Li Xiang, Wang Xiang, Yang Xin, Lin Yi, Huang Zengfa
The Central Hospital of Wuhan, Tongji Medical College, Huazhong University of Science and Technology, Wuhan, China.
Huazhong University of Science and Technology, College of Automation and Artificial Intelligence, Wuhan, China.
Ann Transl Med. 2021 May;9(10):838. doi: 10.21037/atm-21-975.
Objective to preliminarily verify the feasibility of AI intelligent diagnosis of pulmonary embolism by using a new artificial intelligence (AI) computer-aided diagnosis system (CAD) to localize and quantitatively diagnose pulmonary embolism in pulmonary artery CT angiography (CTA).

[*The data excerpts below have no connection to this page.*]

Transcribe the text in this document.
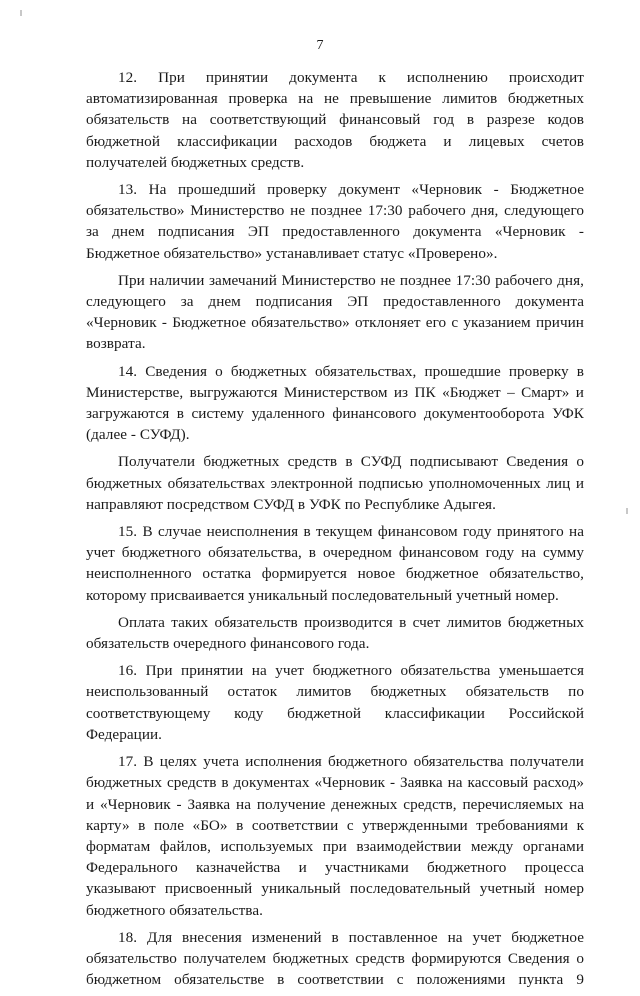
7

12. При принятии документа к исполнению происходит автоматизированная проверка на не превышение лимитов бюджетных обязательств на соответствующий финансовый год в разрезе кодов бюджетной классификации расходов бюджета и лицевых счетов получателей бюджетных средств.

13. На прошедший проверку документ «Черновик - Бюджетное обязательство» Министерство не позднее 17:30 рабочего дня, следующего за днем подписания ЭП предоставленного документа «Черновик - Бюджетное обязательство» устанавливает статус «Проверено».

При наличии замечаний Министерство не позднее 17:30 рабочего дня, следующего за днем подписания ЭП предоставленного документа «Черновик - Бюджетное обязательство» отклоняет его с указанием причин возврата.

14. Сведения о бюджетных обязательствах, прошедшие проверку в Министерстве, выгружаются Министерством из ПК «Бюджет – Смарт» и загружаются в систему удаленного финансового документооборота УФК (далее - СУФД).

Получатели бюджетных средств в СУФД подписывают Сведения о бюджетных обязательствах электронной подписью уполномоченных лиц и направляют посредством СУФД в УФК по Республике Адыгея.

15. В случае неисполнения в текущем финансовом году принятого на учет бюджетного обязательства, в очередном финансовом году на сумму неисполненного остатка формируется новое бюджетное обязательство, которому присваивается уникальный последовательный учетный номер.

Оплата таких обязательств производится в счет лимитов бюджетных обязательств очередного финансового года.

16. При принятии на учет бюджетного обязательства уменьшается неиспользованный остаток лимитов бюджетных обязательств по соответствующему коду бюджетной классификации Российской Федерации.

17. В целях учета исполнения бюджетного обязательства получатели бюджетных средств в документах «Черновик - Заявка на кассовый расход» и «Черновик - Заявка на получение денежных средств, перечисляемых на карту» в поле «БО» в соответствии с утвержденными требованиями к форматам файлов, используемых при взаимодействии между органами Федерального казначейства и участниками бюджетного процесса указывают присвоенный уникальный последовательный учетный номер бюджетного обязательства.

18. Для внесения изменений в поставленное на учет бюджетное обязательство получателем бюджетных средств формируются Сведения о бюджетном обязательстве в соответствии с положениями пункта 9
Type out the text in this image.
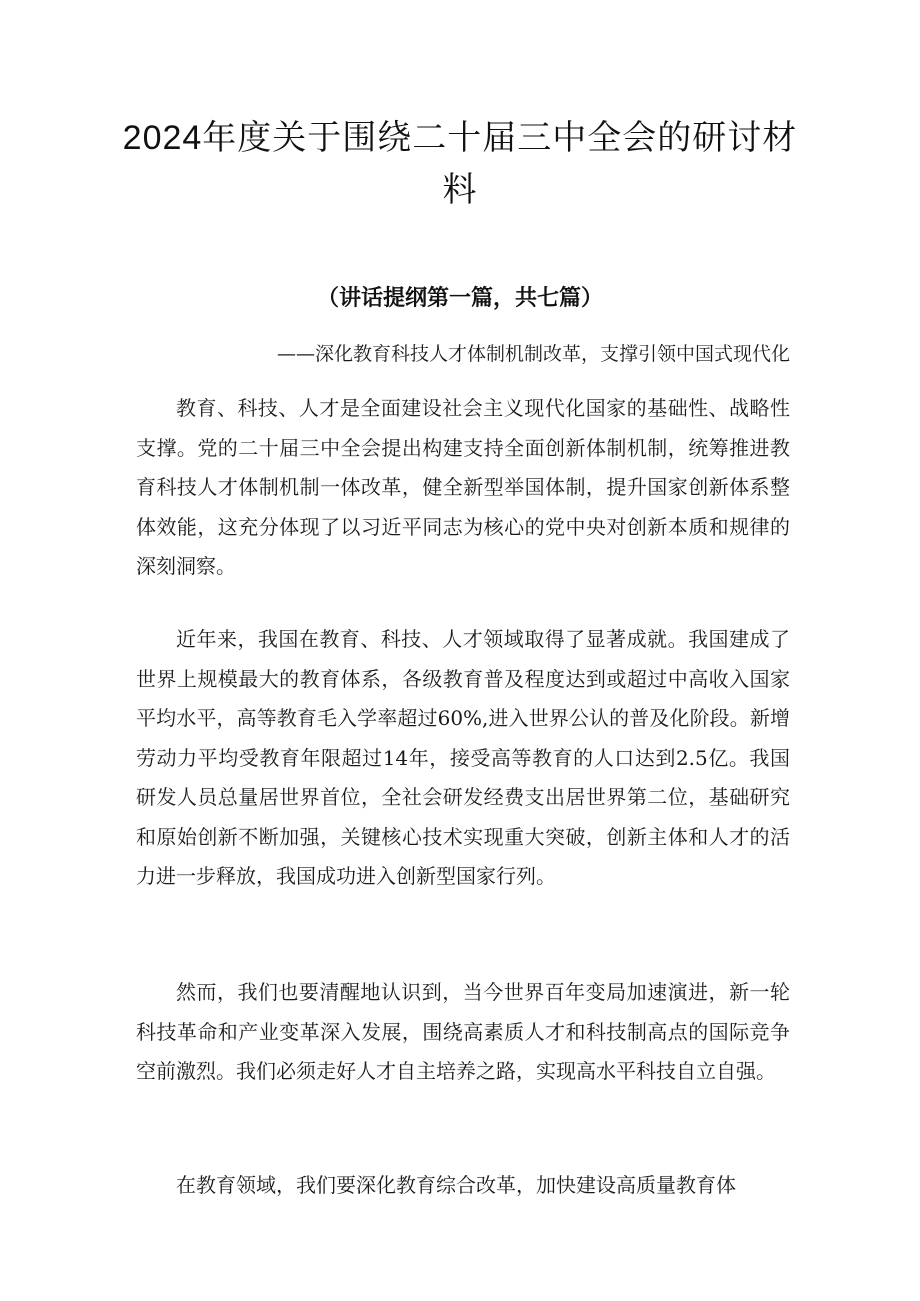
2024年度关于围绕二十届三中全会的研讨材料

（讲话提纲第一篇，共七篇）

——深化教育科技人才体制机制改革，支撑引领中国式现代化

教育、科技、人才是全面建设社会主义现代化国家的基础性、战略性支撑。党的二十届三中全会提出构建支持全面创新体制机制，统筹推进教育科技人才体制机制一体改革，健全新型举国体制，提升国家创新体系整体效能，这充分体现了以习近平同志为核心的党中央对创新本质和规律的深刻洞察。

近年来，我国在教育、科技、人才领域取得了显著成就。我国建成了世界上规模最大的教育体系，各级教育普及程度达到或超过中高收入国家平均水平，高等教育毛入学率超过60%,进入世界公认的普及化阶段。新增劳动力平均受教育年限超过14年，接受高等教育的人口达到2.5亿。我国研发人员总量居世界首位，全社会研发经费支出居世界第二位，基础研究和原始创新不断加强，关键核心技术实现重大突破，创新主体和人才的活力进一步释放，我国成功进入创新型国家行列。

然而，我们也要清醒地认识到，当今世界百年变局加速演进，新一轮科技革命和产业变革深入发展，围绕高素质人才和科技制高点的国际竞争空前激烈。我们必须走好人才自主培养之路，实现高水平科技自立自强。

在教育领域，我们要深化教育综合改革，加快建设高质量教育体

Computed tomography angiography (CTA) data of 85 patients with PE in our hospital from January 2017 to May 2018 were retrospectively collected and randomly allocated to2 groups: computer depth learning group (n=43) and experimental group (n=42). For the training set (13,144 sheets) and the test set (313 sheets), the auxiliary diagnosis method was obtained and applied to the experimental group.
Among the participants, a good sensitivity of 90.9% and an average false positive of 2.0 were obtained by using the deep learning detection method proposed in this paper, and the detection rate was positively correlated with arterial grade.
The computer-aided diagnostic method proposed in this paper can effectively improve the detection rate of PE, especially for the detection of intra-arterial embolism above grade 3. However, because of the high misdetection rate, more in-depth learning datasets are needed for the detection of embolism below grade 3.
目的通过使用一种新的人工智能(AI)计算机辅助诊断系统(CAD)对肺动脉CT血管造影(CTA)中的肺栓塞进行定位和定量诊断,初步验证AI智能诊断肺栓塞的可行性。
回顾性收集我院2017年1月至2018年5月85例肺栓塞患者的计算机断层血管造影(CTA)数据,并随机分为两组:计算机深度学习组(n = 43)和实验组(n = 42)。对于训练集(13144张)和测试集(313张),获得辅助诊断方法并应用于实验组。
在参与者中,使用本文提出的深度学习检测方法获得了90.9%的良好敏感性和2.0的平均假阳性率,且检测率与动脉分级呈正相关。
本文提出的计算机辅助诊断方法可有效提高肺栓塞的检测率,尤其是对3级以上动脉内栓塞的检测。然而,由于误检率较高,对于3级以下栓塞的检测需要更多深入的学习数据集。